30 BC –Octavian has Marcus Antonius Antyllus, eldest son of Mark Antony, and Caesarion, the last king of the Ptolemaic dynasty of Egypt. and only child of Julius Caesar and Cleopatra, executed.

79 – Mount Vesuvius begins stirring, on the feast day of Vulcan, the Roman god of fire.

1244 – King Frederick II of Jerusalem, ruler for 15 years after his forces of the 6th Crusade successfully retook the city in 1229, surrenders to forces of the besieging moslem Khwarezm Empire

1305 – Sir William Wallace is executed for high treason at Smithfield, London.

1541 – French explorer Jacques Cartier lands near Quebec City in his third voyage to Canada.

1595 – One of the warlords of ancient Wallachia, Prince Michael the Brave’s forces confront an Ottoman army 8 times its size, led by Koca Sinan Pasha near Călugăreni in modern southeastern Hungary, and achieves a tactical victory, inflicting losses ten times its own before retreating in good order

1775 – King George III delivers his Proclamation of Rebellion to the Court of St James’s stating that the American colonies have proceeded to a state of open and avowed rebellion.

1784 – Western North Carolina (now eastern Tennessee) declares itself an independent state under the name of Franklin.

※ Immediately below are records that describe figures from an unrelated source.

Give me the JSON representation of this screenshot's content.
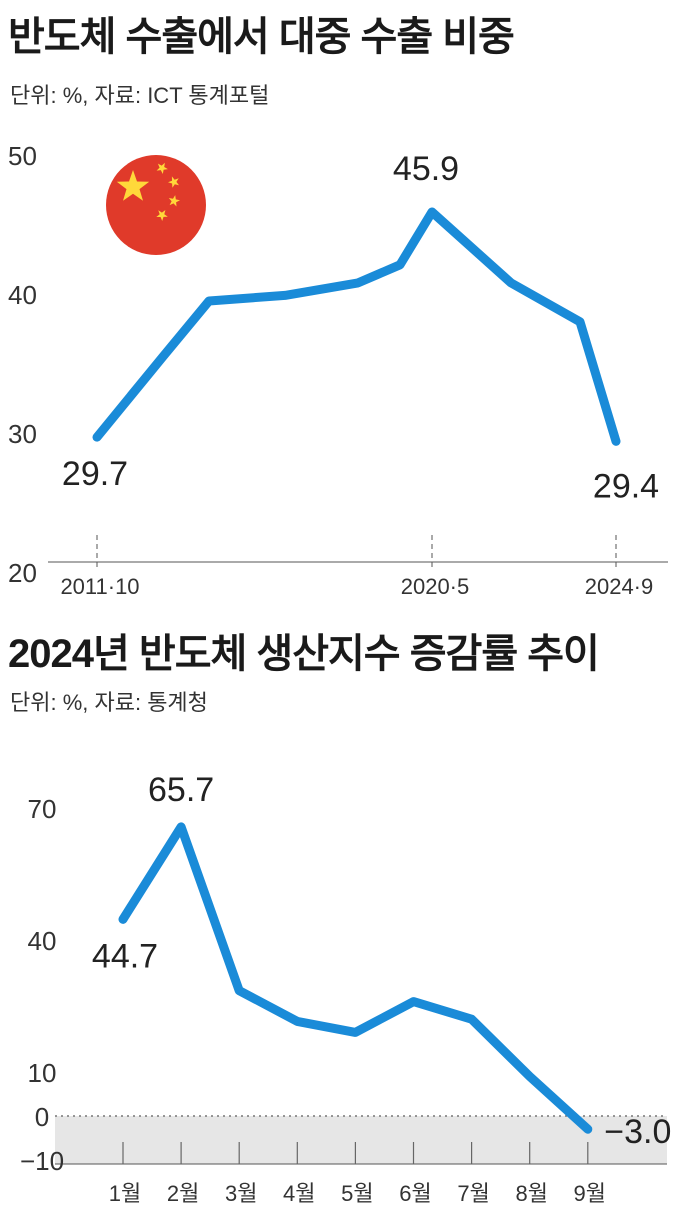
{
  "chart_data": [
    {
      "type": "line",
      "title": "반도체 수출에서 대중 수출 비중",
      "subtitle": "단위: %, 자료: ICT 통계포털",
      "x": [
        "2011·10",
        "",
        "",
        "",
        "",
        "",
        "2020·5",
        "",
        "",
        "2024·9"
      ],
      "xtick_labels": [
        "2011·10",
        "2020·5",
        "2024·9"
      ],
      "y_ticks": [
        20,
        30,
        40,
        50
      ],
      "ylim": [
        20,
        50
      ],
      "series": [
        {
          "values": [
            29.7,
            35.5,
            39.5,
            39.9,
            40.8,
            42.1,
            45.9,
            40.8,
            38.0,
            29.4
          ]
        }
      ],
      "data_labels": [
        {
          "index": 0,
          "text": "29.7"
        },
        {
          "index": 6,
          "text": "45.9"
        },
        {
          "index": 9,
          "text": "29.4"
        }
      ],
      "line_color": "#1a8bd8",
      "flag_icon": "china-flag-icon",
      "grid": false
    },
    {
      "type": "line",
      "title": "2024년 반도체 생산지수 증감률 추이",
      "subtitle": "단위: %, 자료: 통계청",
      "categories": [
        "1월",
        "2월",
        "3월",
        "4월",
        "5월",
        "6월",
        "7월",
        "8월",
        "9월"
      ],
      "y_ticks": [
        -10,
        0,
        10,
        40,
        70
      ],
      "ylim": [
        -10,
        70
      ],
      "series": [
        {
          "values": [
            44.7,
            65.7,
            28.5,
            21.5,
            19.0,
            26.0,
            22.0,
            9.0,
            -3.0
          ]
        }
      ],
      "data_labels": [
        {
          "index": 0,
          "text": "44.7"
        },
        {
          "index": 1,
          "text": "65.7"
        },
        {
          "index": 8,
          "text": "−3.0"
        }
      ],
      "line_color": "#1a8bd8",
      "negative_region_color": "#e6e6e6",
      "grid": false
    }
  ]
}
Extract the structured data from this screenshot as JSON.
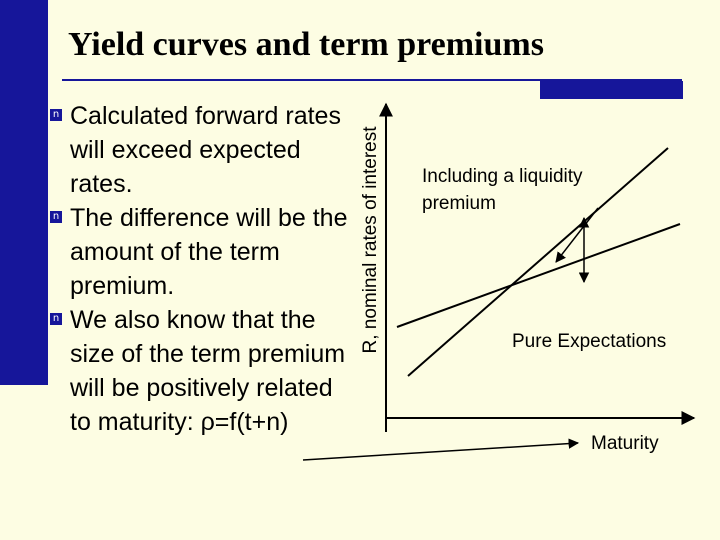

It is not accepted into the United States, and only lasts for 4 years before dissolving back under control of the state.

1785 – Oliver Hazard Perry is born in South Kingstown, Rhode Island.

1819 – Oliver Hazard Perry dies aboard his his flagship USS Nonsuch enroute to Tobago, having caught Yellow Fever while sailing the Oronoco river on a diplomatic mission to Simon Bolivar.

1831 – Nat Turner’s slave rebellion is suppressed. Turner flees into hiding.

1914 – Japan declares war on Germany

1927 – Nicola Sacco and Bartolomeo Vanzetti are executed for murder at Charlestown State Prison in Massachusetts

1929 – Arabs attack the Jewish community in Hebron in the British Mandate of Palestine, killing over 60 Jews and forcing the rest to evacuate the town.

1939 – Nazi Germany and the Soviet Union sign the Molotov–Ribbentrop Non-aggression Pact.

1942 – German troops begin the attack on Stalingrad.

1954 – The Lockheed C-130 Hercules files for the first time

1966 – NASA’s Lunar Orbiter 1 takes the first photograph of Earth from orbit around the Moon.

1990 – Saddam Hussein appears on Iraqi state television with a number of Western “guests”  – actually hostages -to try to prevent the 1st Gulf War.

1991 – The World Wide Web is opened public access.

1994 – Eugene Bullard, the only African American pilot in World War I, is posthumously commissioned as Second Lieutenant in the United States Air Force.

2011 – A  5.8  magnitude earthquake occurs in Virginia. Damage occurs to monuments and structures in Washington, D.C. and the resultant damage is estimated at $200 –$300 million USD. Personnel at Felker Army Airfield at Fort Eustis report actually seeing shock waves traveling through a concrete floor of an aircraft hangar.